Slacklining one way to feel balance in your body
I never heard of slacklining until I read Adam Bryant’s recent story in The New York Times. Slacklining - a loose version of walking a tightrope - is all about balance and overcoming fear.
You string a 1-inch-wide length of flat nylon webbing between two trees, a few inches above ground, pull it tight enough to hold your weight, with some slack, and then you walk across it. It helps to keep your eyes focused on one fixed point and to use your hands as a balancing pole. I can’t wait to try it.
Once you can walk across your slackline, you can advance to tricks: jumping, spinning, kneeling. You can even hang your slackline high in the air and do something completely crazy like slackline across a river or a canyon, wearing a harness, of course.
Overcoming fear and improving your balance are helpful in many sports, from yoga to windsurfing, so let us all learn from this excellent advice from expert slackliner Scott Balcom, author of “Walk the Line: The Art of Balance and the Craft of Slackline.”
“It’s not about your brain at all,” says Balcom. “It’s about feeling balance in your body. To get good at slacklining, you have to gain that perspective. More than telling the slackline what to do and how to behave, you have to listen. Allowing the slackline to be the slackline is the most important step for people.”
So how can you take that step in your own sport? It’s a Zen thing. Thinking is the enemy when it comes to playing your best.
To get into the zone, to find your balance, to shut off your brain and liberate your body, you have to let go of worry and tension, and relax. Sure it’s easier said than done, but what have you done recently to improve your balance and overcome your fears?
A basic slackline setup costs about $80 at slacklineexpress.com. I’ll never take mine more than 6 inches off the ground but, based on prior experience with sports that require total focus, I have no doubt it will get me high.
When summer ends, my friend Jeff goes into a giant mope. It’s back to school, he whines, even though he hasn’t been back to school in 20 years. But I understand what he means and so do millions of other people.
Summer means fun and sun and freedom, and when summer ends, it feels like playtime is over. That kind of thinking will lead you straight into the black hole of sloth, inactivity and taco chips.
Nip it in the bud, and then go find a buddy, a pal who is similarly depressed. Be there for each other. Join a gym. Share a trainer. Sign up for a running club, a fitness challenge. Pursue an entirely new sport: slacklining, anyone?
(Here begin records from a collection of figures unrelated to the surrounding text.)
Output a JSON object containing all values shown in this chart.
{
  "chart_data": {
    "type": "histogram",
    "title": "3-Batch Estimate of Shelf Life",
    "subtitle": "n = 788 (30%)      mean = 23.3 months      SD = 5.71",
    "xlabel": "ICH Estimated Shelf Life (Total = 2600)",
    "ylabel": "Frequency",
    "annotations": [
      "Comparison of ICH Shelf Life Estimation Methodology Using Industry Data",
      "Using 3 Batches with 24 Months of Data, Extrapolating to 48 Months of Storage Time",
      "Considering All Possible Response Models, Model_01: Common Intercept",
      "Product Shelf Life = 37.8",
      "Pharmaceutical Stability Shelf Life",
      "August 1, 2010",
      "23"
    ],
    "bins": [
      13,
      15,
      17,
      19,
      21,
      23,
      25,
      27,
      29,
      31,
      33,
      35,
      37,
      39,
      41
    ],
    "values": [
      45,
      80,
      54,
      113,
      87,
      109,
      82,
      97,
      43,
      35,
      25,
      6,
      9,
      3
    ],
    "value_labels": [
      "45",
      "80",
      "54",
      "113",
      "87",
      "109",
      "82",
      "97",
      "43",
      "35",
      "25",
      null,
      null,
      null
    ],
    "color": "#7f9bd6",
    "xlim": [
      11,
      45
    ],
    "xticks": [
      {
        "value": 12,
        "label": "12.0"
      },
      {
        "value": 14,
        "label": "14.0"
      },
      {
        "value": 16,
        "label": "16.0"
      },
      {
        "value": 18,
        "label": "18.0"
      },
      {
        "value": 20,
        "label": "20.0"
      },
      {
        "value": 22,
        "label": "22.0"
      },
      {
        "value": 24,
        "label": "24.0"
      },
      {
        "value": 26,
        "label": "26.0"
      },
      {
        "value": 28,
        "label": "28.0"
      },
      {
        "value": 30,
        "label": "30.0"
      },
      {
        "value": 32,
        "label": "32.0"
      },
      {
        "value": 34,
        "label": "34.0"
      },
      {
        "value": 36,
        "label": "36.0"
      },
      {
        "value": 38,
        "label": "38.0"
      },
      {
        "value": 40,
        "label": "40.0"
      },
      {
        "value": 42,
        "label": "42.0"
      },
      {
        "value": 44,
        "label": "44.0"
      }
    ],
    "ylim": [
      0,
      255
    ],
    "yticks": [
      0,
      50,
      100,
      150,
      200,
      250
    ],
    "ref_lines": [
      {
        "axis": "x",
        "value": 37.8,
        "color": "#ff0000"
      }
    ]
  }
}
If you feel the winter of your discontent coming on, do something now to stem the flow of negativity and embrace all that is possible in the coming months. Make summer-fun your year-round state of mind.
The polls I tend to believe are the ones that reaffirm what I already know. So hear this: According to a recent poll by the Outdoor Industry Foundation, 76 percent of people believe that outdoor activities - hiking, mountain biking, backpacking - allow them to find themselves.
So if you’re looking for a way to ponder the big questions in life. Who am I? Why am I here? Where did I put the keys to the car? Search no further.
Make a plan to spend time in nature. Fall is the perfect time to do that. The leaves are turning, the weather is changing, and the line between what is and what could be is at its thinnest and most transparent.
So take a hike. Or jump on your bike. After 30 vigorous minutes, pause and listen to your breath, to your heart. Living a healthy lifestyle means allowing yourself quiet time to find answers to important questions you may not even be asking yet.
“I only went out for a walk and finally concluded to stay out till sundown, for going out, I found, was really going in.” John Muir said that.